Roman, Claudio, was sind angesichts dessen Eure konkreten Handlungsempfehlungen an alle, die den Nutzen von Microsoft 365 Copilot für ihr Business ausschöpfen wollen?
Roman: Das Thema AI ist auf der Strategie-Landkarte präsent und oftmals sind erste Erfahrungen gesammelt. Die dazu nötigen Themen wie Datenaufbereitung und Datenschutz sowie die Governance von AI rücken aber erst jetzt auf die Agenda. Für die Unternehmen heisst es: Wissen aufbauen, an der rasanten Entwicklung der Technologie dranbleiben und mögliche Use Cases zusammentragen – auch völlig unabhängig von konkreten Tools oder Programmen.

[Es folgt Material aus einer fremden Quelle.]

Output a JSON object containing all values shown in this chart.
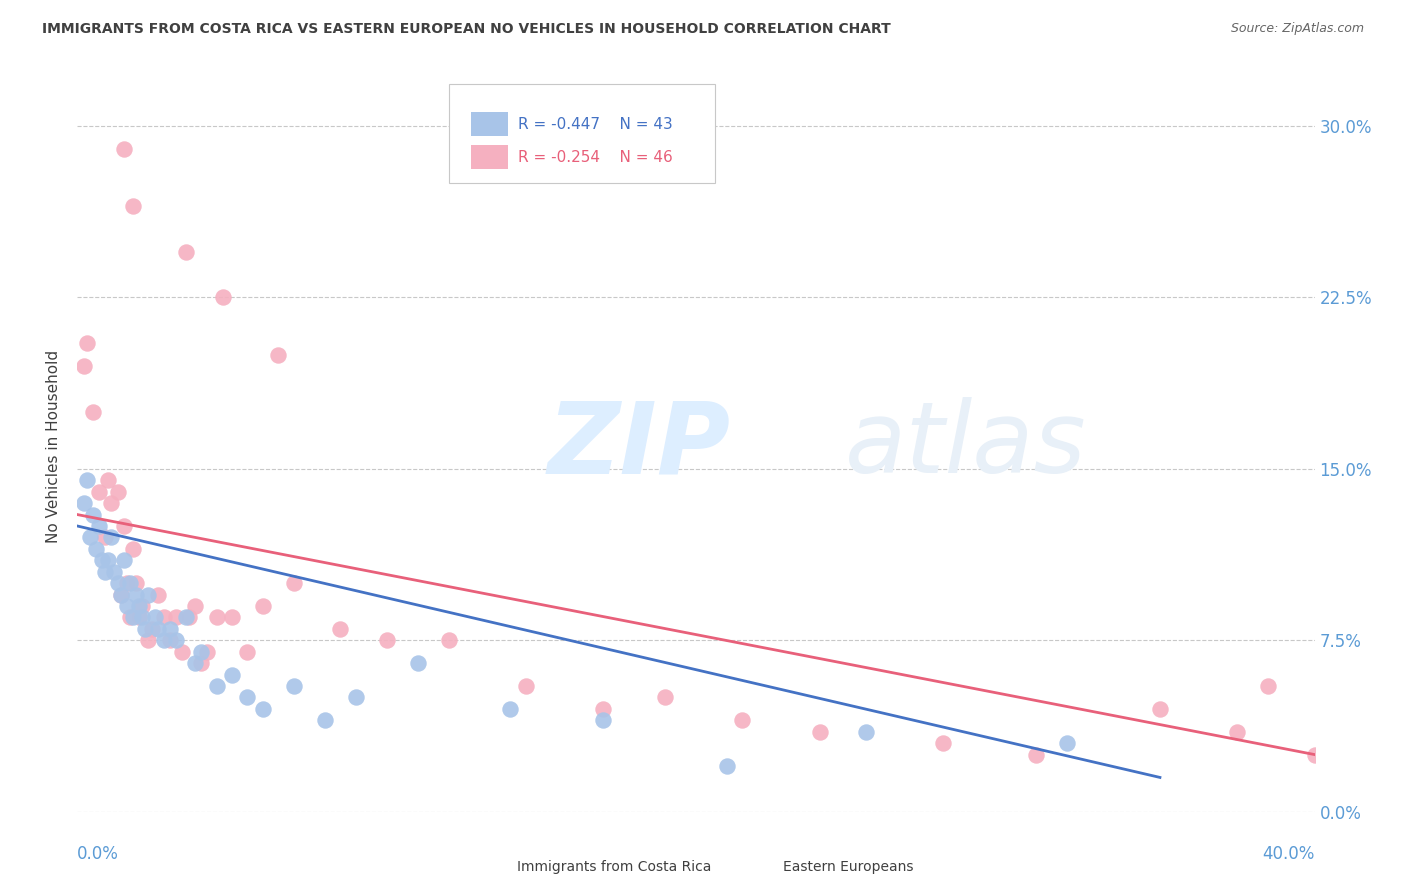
{
  "title": "IMMIGRANTS FROM COSTA RICA VS EASTERN EUROPEAN NO VEHICLES IN HOUSEHOLD CORRELATION CHART",
  "source": "Source: ZipAtlas.com",
  "ylabel": "No Vehicles in Household",
  "ytick_values": [
    0.0,
    7.5,
    15.0,
    22.5,
    30.0
  ],
  "xmin": 0.0,
  "xmax": 40.0,
  "ymin": 0.0,
  "ymax": 32.0,
  "legend_blue_r": "-0.447",
  "legend_blue_n": "43",
  "legend_pink_r": "-0.254",
  "legend_pink_n": "46",
  "legend_blue_label": "Immigrants from Costa Rica",
  "legend_pink_label": "Eastern Europeans",
  "blue_color": "#a8c4e8",
  "pink_color": "#f5b0c0",
  "blue_line_color": "#4472c4",
  "pink_line_color": "#e8607a",
  "axis_label_color": "#5b9bd5",
  "title_color": "#404040",
  "grid_color": "#c8c8c8",
  "background_color": "#ffffff",
  "watermark_zip": "ZIP",
  "watermark_atlas": "atlas",
  "watermark_color": "#ddeeff",
  "blue_x": [
    0.2,
    0.3,
    0.4,
    0.5,
    0.6,
    0.7,
    0.8,
    0.9,
    1.0,
    1.1,
    1.2,
    1.3,
    1.4,
    1.5,
    1.6,
    1.7,
    1.8,
    1.9,
    2.0,
    2.1,
    2.2,
    2.3,
    2.5,
    2.6,
    2.8,
    3.0,
    3.2,
    3.5,
    3.8,
    4.0,
    4.5,
    5.0,
    5.5,
    6.0,
    7.0,
    8.0,
    9.0,
    11.0,
    14.0,
    17.0,
    21.0,
    25.5,
    32.0
  ],
  "blue_y": [
    13.5,
    14.5,
    12.0,
    13.0,
    11.5,
    12.5,
    11.0,
    10.5,
    11.0,
    12.0,
    10.5,
    10.0,
    9.5,
    11.0,
    9.0,
    10.0,
    8.5,
    9.5,
    9.0,
    8.5,
    8.0,
    9.5,
    8.5,
    8.0,
    7.5,
    8.0,
    7.5,
    8.5,
    6.5,
    7.0,
    5.5,
    6.0,
    5.0,
    4.5,
    5.5,
    4.0,
    5.0,
    6.5,
    4.5,
    4.0,
    2.0,
    3.5,
    3.0
  ],
  "pink_x": [
    0.2,
    0.3,
    0.5,
    0.7,
    0.9,
    1.0,
    1.1,
    1.3,
    1.4,
    1.5,
    1.6,
    1.7,
    1.8,
    1.9,
    2.0,
    2.1,
    2.3,
    2.4,
    2.6,
    2.8,
    3.0,
    3.2,
    3.4,
    3.6,
    3.8,
    4.0,
    4.2,
    4.5,
    5.0,
    5.5,
    6.0,
    7.0,
    8.5,
    10.0,
    12.0,
    14.5,
    17.0,
    19.0,
    21.5,
    24.0,
    28.0,
    31.0,
    35.0,
    37.5,
    38.5,
    40.0
  ],
  "pink_y": [
    19.5,
    20.5,
    17.5,
    14.0,
    12.0,
    14.5,
    13.5,
    14.0,
    9.5,
    12.5,
    10.0,
    8.5,
    11.5,
    10.0,
    8.5,
    9.0,
    7.5,
    8.0,
    9.5,
    8.5,
    7.5,
    8.5,
    7.0,
    8.5,
    9.0,
    6.5,
    7.0,
    8.5,
    8.5,
    7.0,
    9.0,
    10.0,
    8.0,
    7.5,
    7.5,
    5.5,
    4.5,
    5.0,
    4.0,
    3.5,
    3.0,
    2.5,
    4.5,
    3.5,
    5.5,
    2.5
  ],
  "pink_extra_x": [
    1.5,
    1.8,
    3.5,
    4.7,
    6.5
  ],
  "pink_extra_y": [
    29.0,
    26.5,
    24.5,
    22.5,
    20.0
  ],
  "blue_trendline": [
    [
      0.0,
      35.0
    ],
    [
      12.5,
      1.5
    ]
  ],
  "pink_trendline": [
    [
      0.0,
      40.0
    ],
    [
      13.0,
      2.5
    ]
  ]
}
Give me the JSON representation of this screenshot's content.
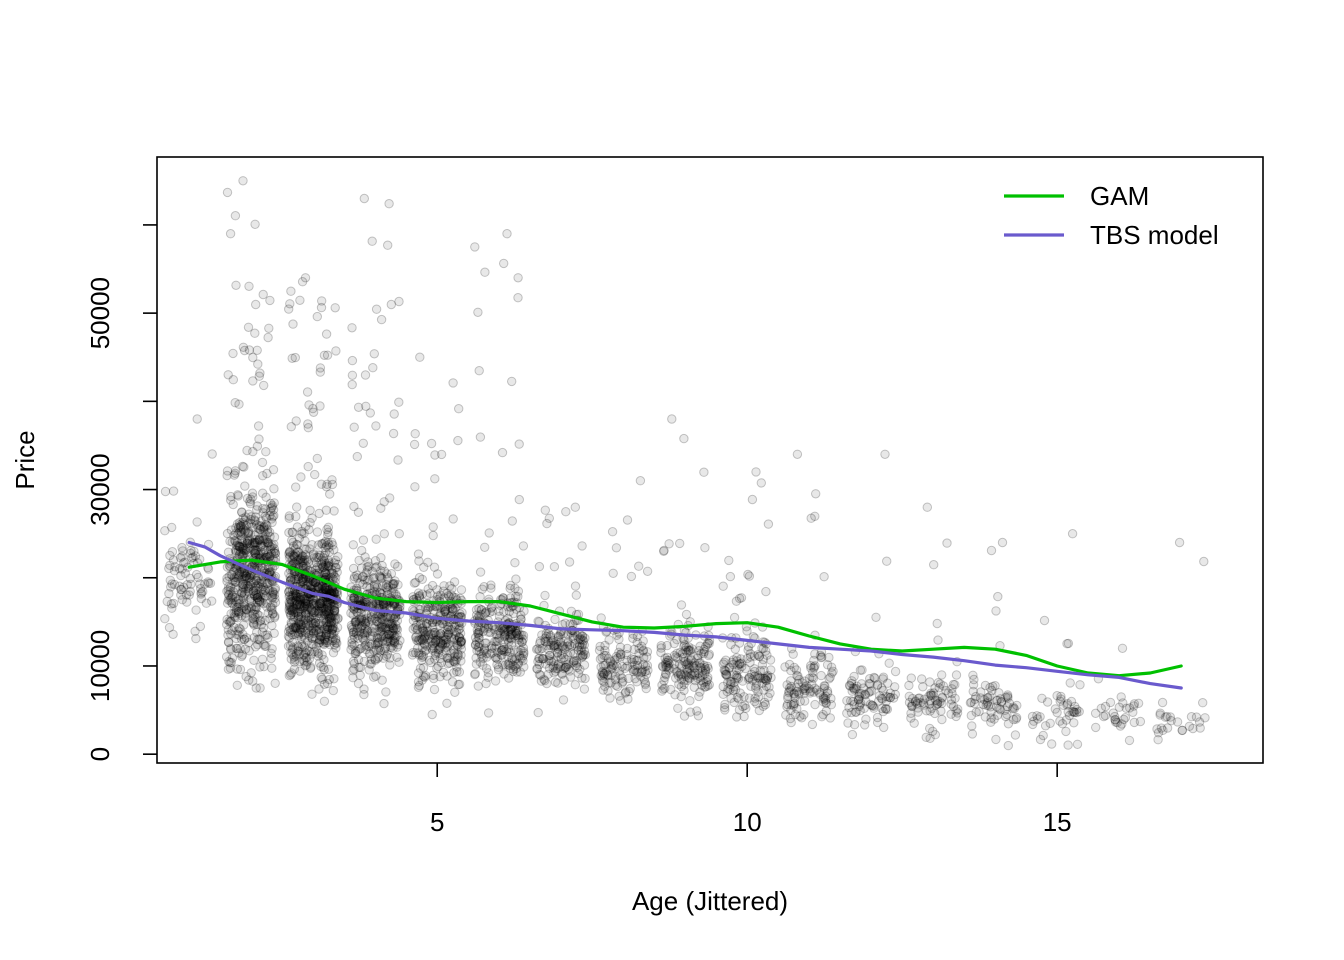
{
  "chart_data": {
    "type": "scatter",
    "xlabel": "Age (Jittered)",
    "ylabel": "Price",
    "xlim": [
      0.48,
      18.32
    ],
    "ylim": [
      -1000,
      67700
    ],
    "x_ticks": [
      5,
      10,
      15
    ],
    "x_tick_labels": [
      "5",
      "10",
      "15"
    ],
    "y_ticks": [
      0,
      10000,
      30000,
      50000
    ],
    "y_tick_labels": [
      "0",
      "10000",
      "30000",
      "50000"
    ],
    "y_minor_ticks": [
      20000,
      40000,
      60000
    ],
    "grid": false,
    "legend_position": "top-right",
    "point_color": "#000000",
    "scatter": {
      "description_of_clusters": "dense vertical clusters of semi-transparent grey points, one per integer age",
      "clusters": [
        {
          "age": 1,
          "count": 80,
          "median": 20000,
          "spread": 6000,
          "max": 38000,
          "min": 13000
        },
        {
          "age": 2,
          "count": 600,
          "median": 20000,
          "spread": 9000,
          "max": 65000,
          "min": 7500
        },
        {
          "age": 3,
          "count": 750,
          "median": 17500,
          "spread": 7000,
          "max": 54000,
          "min": 6000
        },
        {
          "age": 4,
          "count": 420,
          "median": 15500,
          "spread": 6000,
          "max": 63000,
          "min": 5500
        },
        {
          "age": 5,
          "count": 320,
          "median": 14000,
          "spread": 5500,
          "max": 45000,
          "min": 3500
        },
        {
          "age": 6,
          "count": 260,
          "median": 13500,
          "spread": 5000,
          "max": 59000,
          "min": 4500
        },
        {
          "age": 7,
          "count": 180,
          "median": 11500,
          "spread": 4000,
          "max": 28000,
          "min": 4000
        },
        {
          "age": 8,
          "count": 130,
          "median": 10000,
          "spread": 3500,
          "max": 31000,
          "min": 5000
        },
        {
          "age": 9,
          "count": 170,
          "median": 10000,
          "spread": 4000,
          "max": 38000,
          "min": 4000
        },
        {
          "age": 10,
          "count": 150,
          "median": 9000,
          "spread": 4000,
          "max": 32000,
          "min": 3000
        },
        {
          "age": 11,
          "count": 110,
          "median": 7500,
          "spread": 3500,
          "max": 34000,
          "min": 2000
        },
        {
          "age": 12,
          "count": 90,
          "median": 6500,
          "spread": 3000,
          "max": 34000,
          "min": 1800
        },
        {
          "age": 13,
          "count": 80,
          "median": 6000,
          "spread": 2800,
          "max": 28000,
          "min": 1800
        },
        {
          "age": 14,
          "count": 70,
          "median": 5500,
          "spread": 2500,
          "max": 24000,
          "min": 900
        },
        {
          "age": 15,
          "count": 45,
          "median": 4500,
          "spread": 2500,
          "max": 25000,
          "min": 900
        },
        {
          "age": 16,
          "count": 30,
          "median": 4000,
          "spread": 2200,
          "max": 12000,
          "min": 500
        },
        {
          "age": 17,
          "count": 25,
          "median": 3500,
          "spread": 2000,
          "max": 24000,
          "min": 700
        }
      ]
    },
    "series": [
      {
        "name": "GAM",
        "color": "#00c000",
        "x": [
          1,
          1.5,
          2,
          2.5,
          3,
          3.5,
          4,
          4.5,
          5,
          5.5,
          6,
          6.5,
          7,
          7.5,
          8,
          8.5,
          9,
          9.5,
          10,
          10.5,
          11,
          11.5,
          12,
          12.5,
          13,
          13.5,
          14,
          14.5,
          15,
          15.5,
          16,
          16.5,
          17
        ],
        "y": [
          21200,
          21800,
          22000,
          21500,
          20200,
          18700,
          17700,
          17300,
          17200,
          17300,
          17300,
          16800,
          15900,
          15000,
          14400,
          14300,
          14500,
          14800,
          14900,
          14400,
          13400,
          12500,
          11900,
          11700,
          11900,
          12100,
          11900,
          11200,
          10000,
          9200,
          8900,
          9200,
          10000
        ]
      },
      {
        "name": "TBS model",
        "color": "#6a5acd",
        "x": [
          1,
          1.25,
          1.5,
          1.75,
          2,
          2.5,
          3,
          3.25,
          3.5,
          4,
          4.5,
          5,
          5.5,
          6,
          6.5,
          7,
          7.5,
          8,
          8.5,
          9,
          9.5,
          10,
          10.5,
          11,
          11.5,
          12,
          12.5,
          13,
          13.5,
          14,
          14.5,
          15,
          15.5,
          16,
          16.5,
          17
        ],
        "y": [
          24000,
          23500,
          22500,
          21700,
          20900,
          19500,
          18200,
          17900,
          17200,
          16300,
          16000,
          15400,
          15100,
          14900,
          14600,
          14200,
          14100,
          14000,
          13800,
          13500,
          13300,
          12900,
          12500,
          12100,
          11900,
          11700,
          11300,
          11000,
          10600,
          10100,
          9800,
          9400,
          9000,
          8700,
          8000,
          7500
        ]
      }
    ]
  }
}
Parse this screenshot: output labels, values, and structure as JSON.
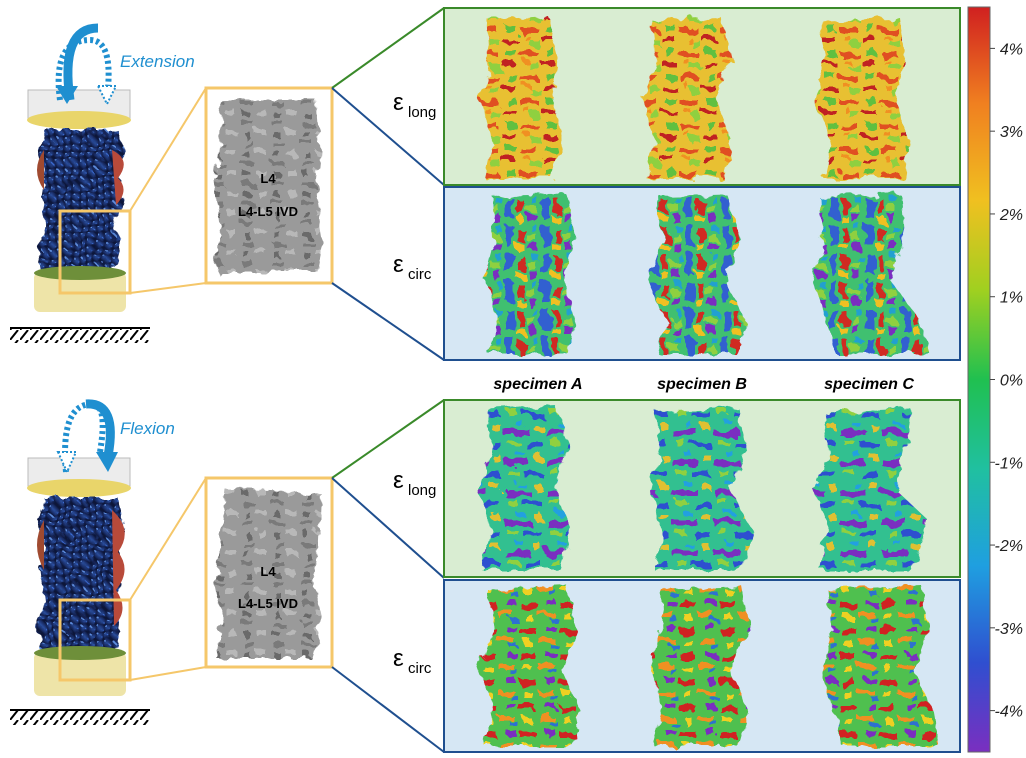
{
  "motions": {
    "top": "Extension",
    "bottom": "Flexion"
  },
  "specimens": [
    "specimen A",
    "specimen B",
    "specimen C"
  ],
  "photo_labels": {
    "level": "L4",
    "disc": "L4-L5 IVD"
  },
  "strain_labels": {
    "long": {
      "symbol": "ε",
      "subscript": "long"
    },
    "circ": {
      "symbol": "ε",
      "subscript": "circ"
    }
  },
  "colorbar": {
    "ticks": [
      "4%",
      "3%",
      "2%",
      "1%",
      "0%",
      "-1%",
      "-2%",
      "-3%",
      "-4%"
    ],
    "range": [
      -4.5,
      4.5
    ],
    "stops": [
      "#7a2fc0",
      "#2f4fd0",
      "#1f9fe0",
      "#20c0a0",
      "#20c050",
      "#a0d020",
      "#f0c020",
      "#f08020",
      "#d02020"
    ]
  },
  "colors": {
    "panel_long_bg": "#d9edd2",
    "panel_long_border": "#3a8a2a",
    "panel_circ_bg": "#d6e7f4",
    "panel_circ_border": "#1f4f8f",
    "motion_arrow": "#1f8fd0",
    "zoom_box": "#f5c76a"
  }
}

Wer sich dazu austauschen möchte, ist bei uns in der InventxLab-Community jederzeit herzlich willkommen. Wir bieten mit unseren Meet-ups eine Plattform für den gesamten Innovationsprozess von der Ideenfindung bis zur Kommerzialisierung. Im Kontext von Copilot scheint mir wichtig, dass es sich nicht nur um die Aufschaltung einer Subskription handelt. So müssen beispielsweise vorgängig die erwähnten Rahmenbedingungen geschaffen werden, um anschliessend jene Use Cases mit dem grössten Nutzenpotenzial umsetzen zu können. Ebenfalls ist das Enablement der Mitarbeitenden ein wichtiger Erfolgsfaktor, denn damit steht und fällt die Output-Qualität von Copilot.
Claudio: Banken und Versicherungen können nicht so einfach drauflosexperimentieren mit den neuen KI-Tools, wie das vielleicht in weniger regulierten Branchen möglich ist. Insofern sind Sensibilisierung und Wissensaufbau sehr wichtig. Hinzu kommt, dass für die Einführung auch viel Technologie- und Integrations-Know-how nötig sind. Ohne viel Eigenwerbung machen zu wollen, kann ich jeder Bank und Versicherung empfehlen zu überlegen, ob sie nicht auf einen Partner vertrauen wollen, der von Beratung, Entwicklung und Einführung über die Methodenkompetenz und die Erfahrungen bis hin zur skalierbaren und sicheren Infrastruktur alles Erforderliche für einen zielführenden Einsatz von Microsoft 365 Copilot aus einer Hand anbieten kann. Gerne stellen wir dafür unsere Best Practices und weitere Use Cases vor, die wir – grösstenteils in Ko-Innovation – mit und für unsere Kundinnen und Kunden entwickelt haben.